Non sono sicura di essere d’accordo con Rescher, ma certo è
che l’iper-produzione a cui siamo sottoposti in filosofia come in altre scienze
e discipline ci mette di fronte a nuove valutazioni, nuove esigenze e nuovi
problemi. In particolare (di qui la perplessità di Napoleoni) rende
estremamente difficile orientarsi, e individuare il buon lavoro filosofico, e
trovare «la filosofia» nelle cose prodotte da pensatori che, per definizione:
«non hanno [né devono avere] una filosofia». La colpa di ciò non è della
specializzazione (perché le migliori ricerche in filosofia di solito non sono poi così
“specializzate”, e perché la specializzazione crea ridondanza, ma non fa così
gran danno). Ma più semplicemente: della crescita di informazione.
4. Ecco dunque quella che credo sia l’esigenza latente nel progetto
di Napoleoni. Quando siamo interessati – anche non professionalmente – alla
filosofia, siamo particolarmente attratti da una visione continua della realtà (umana naturale sociale culturale) che ci
permette di “trovarci a casa” nelle parole di un pensatore. Questa visione
continua è piuttosto rara, oggi. Pochi tra gli studiosi contemporanei di
filosofia oggi rivelano di possedere un simile punto di vista, e lavorano in questo
modo. Nella maggior parte dei casi ci troviamo di fronte a pensieri frammentati
e paratattici, che possono anche essere interessanti ma non hanno quel quid che ci permette di riconoscere lo
specifico filosofico (v. Rescher).
Ora questa visione continua è tipica di un pensatore che fa
della sua filosofia, del suo pensiero, della sua ricerca, non soltanto la sua
professione ma anche la sua vita. Un pensatore che fa del suo pensiero il suo
senso e il suo destino, ed è dunque meno interessato al successo personale o
alla riuscita professionale (senza peraltro dover disprezzare l’uno e l’altra)

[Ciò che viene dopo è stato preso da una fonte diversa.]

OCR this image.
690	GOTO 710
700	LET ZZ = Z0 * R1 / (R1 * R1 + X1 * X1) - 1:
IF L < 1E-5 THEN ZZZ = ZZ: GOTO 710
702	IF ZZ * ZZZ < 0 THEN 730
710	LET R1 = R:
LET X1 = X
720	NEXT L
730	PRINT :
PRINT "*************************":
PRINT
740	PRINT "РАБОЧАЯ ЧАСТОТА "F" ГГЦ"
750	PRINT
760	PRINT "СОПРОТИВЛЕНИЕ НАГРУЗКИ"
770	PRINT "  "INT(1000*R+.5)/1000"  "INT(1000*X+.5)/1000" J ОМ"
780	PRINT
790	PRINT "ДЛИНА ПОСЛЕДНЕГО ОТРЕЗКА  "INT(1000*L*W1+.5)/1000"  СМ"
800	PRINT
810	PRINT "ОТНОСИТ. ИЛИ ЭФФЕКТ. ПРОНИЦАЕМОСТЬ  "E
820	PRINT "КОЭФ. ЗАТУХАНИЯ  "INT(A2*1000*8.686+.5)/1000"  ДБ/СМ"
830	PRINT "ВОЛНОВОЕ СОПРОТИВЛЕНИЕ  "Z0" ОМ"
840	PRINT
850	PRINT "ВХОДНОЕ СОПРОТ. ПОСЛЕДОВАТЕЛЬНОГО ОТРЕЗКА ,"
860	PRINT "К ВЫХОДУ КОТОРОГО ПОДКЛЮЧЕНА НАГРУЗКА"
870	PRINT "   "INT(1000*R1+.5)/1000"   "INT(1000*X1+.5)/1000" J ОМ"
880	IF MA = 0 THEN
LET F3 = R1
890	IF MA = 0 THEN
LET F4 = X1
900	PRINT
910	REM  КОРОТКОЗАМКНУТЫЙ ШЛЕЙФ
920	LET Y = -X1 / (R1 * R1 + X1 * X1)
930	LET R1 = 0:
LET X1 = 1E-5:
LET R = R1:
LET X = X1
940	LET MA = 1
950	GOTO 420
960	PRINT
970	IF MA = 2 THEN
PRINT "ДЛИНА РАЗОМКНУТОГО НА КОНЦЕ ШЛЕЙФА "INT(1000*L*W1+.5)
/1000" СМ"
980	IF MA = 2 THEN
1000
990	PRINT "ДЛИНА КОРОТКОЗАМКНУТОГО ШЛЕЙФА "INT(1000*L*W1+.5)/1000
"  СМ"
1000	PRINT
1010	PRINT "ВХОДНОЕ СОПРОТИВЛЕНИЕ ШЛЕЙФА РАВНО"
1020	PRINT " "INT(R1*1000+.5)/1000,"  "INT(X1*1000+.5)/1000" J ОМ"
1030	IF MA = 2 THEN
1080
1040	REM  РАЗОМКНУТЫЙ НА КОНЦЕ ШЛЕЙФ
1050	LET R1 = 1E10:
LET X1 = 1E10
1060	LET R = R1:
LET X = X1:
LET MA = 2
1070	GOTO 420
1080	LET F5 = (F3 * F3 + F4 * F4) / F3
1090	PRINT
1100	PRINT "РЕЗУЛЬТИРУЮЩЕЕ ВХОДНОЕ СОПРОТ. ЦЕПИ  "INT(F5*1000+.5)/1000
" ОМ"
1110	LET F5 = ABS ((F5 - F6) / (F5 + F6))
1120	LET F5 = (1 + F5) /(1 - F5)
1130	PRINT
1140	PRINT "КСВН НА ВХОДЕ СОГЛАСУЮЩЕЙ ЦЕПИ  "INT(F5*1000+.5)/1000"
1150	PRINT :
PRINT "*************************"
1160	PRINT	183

che alla sua propria ricerca di verità, negli ambiti di cui si occupa e in
generale.
Rescher non lo dice, ma forse quel che non la
specializzazione ma l’attuale sistema della valutazione scientifica ostacola è
precisamente questo genere di onestà intellettuale, che ovviamente dovrebbe
valere per ogni ricercatore, ma per i filosofi dovrebbe valere a maggior
ragione. Perché credo di non sbagliare nel suggerire che la qualità di una
ricerca filosofica dipende da questo tipo di impegno più di quanto ne dipendano
altre ricerche. Dirò di più: la tradizione ci insegna che ciò che avvertiamo
come classici, e ciò che soprattutto ci interessa dei grandi del passato, è
precisamente lo stile umano con cui guardavano il mondo, unificandolo nel loro
sguardo. Sbagliavano a volte, perché uno sguardo singolo non è mai garanzia di
verità. Ma ciò che ci faceva abitare nelle loro parole era precisamente la
grandezza del loro pensiero e della loro qualità umana.
Ora io non credo che questo tipo umano sia così raro, e non
credo che il genio filosofico conseguente sia un «non so che» talentuoso che
non si può insegnare ma viene dall’alto, per imperscrutabile disegno. L’ipotesi
su cui bisognerebbe confrontarsi allora non è la pace filosofica tout court, il
sistema, il grande pensiero, ma la
possibilità di formare noi stessi e i nostri allievi (se ne abbiamo) a questo tipo di lavoro. Capisco però
che è un altro discorso.
In attesa di una risposta pensata sulla base di adeguati approfondimenti, voglio comunque subito ringraziare Franca D'Agostini per questo scritto, che considero un contributo e un aiuto a chiarire l'oggetto degli obiettivi ideali contenuti nel Progetto Pico, pur nel dissenso sostanziale che esprime. Ho già la netta sensazione che le riflessioni qui espresse da D'Agostini incideranno profondamente sul progetto stesso, e renderanno vero quel che mi ha scritto Giovanni Piana commentandolo : "Perseveri nel suo progetto anche se dopo le prime reazioni probabilmente esso cambierà forma".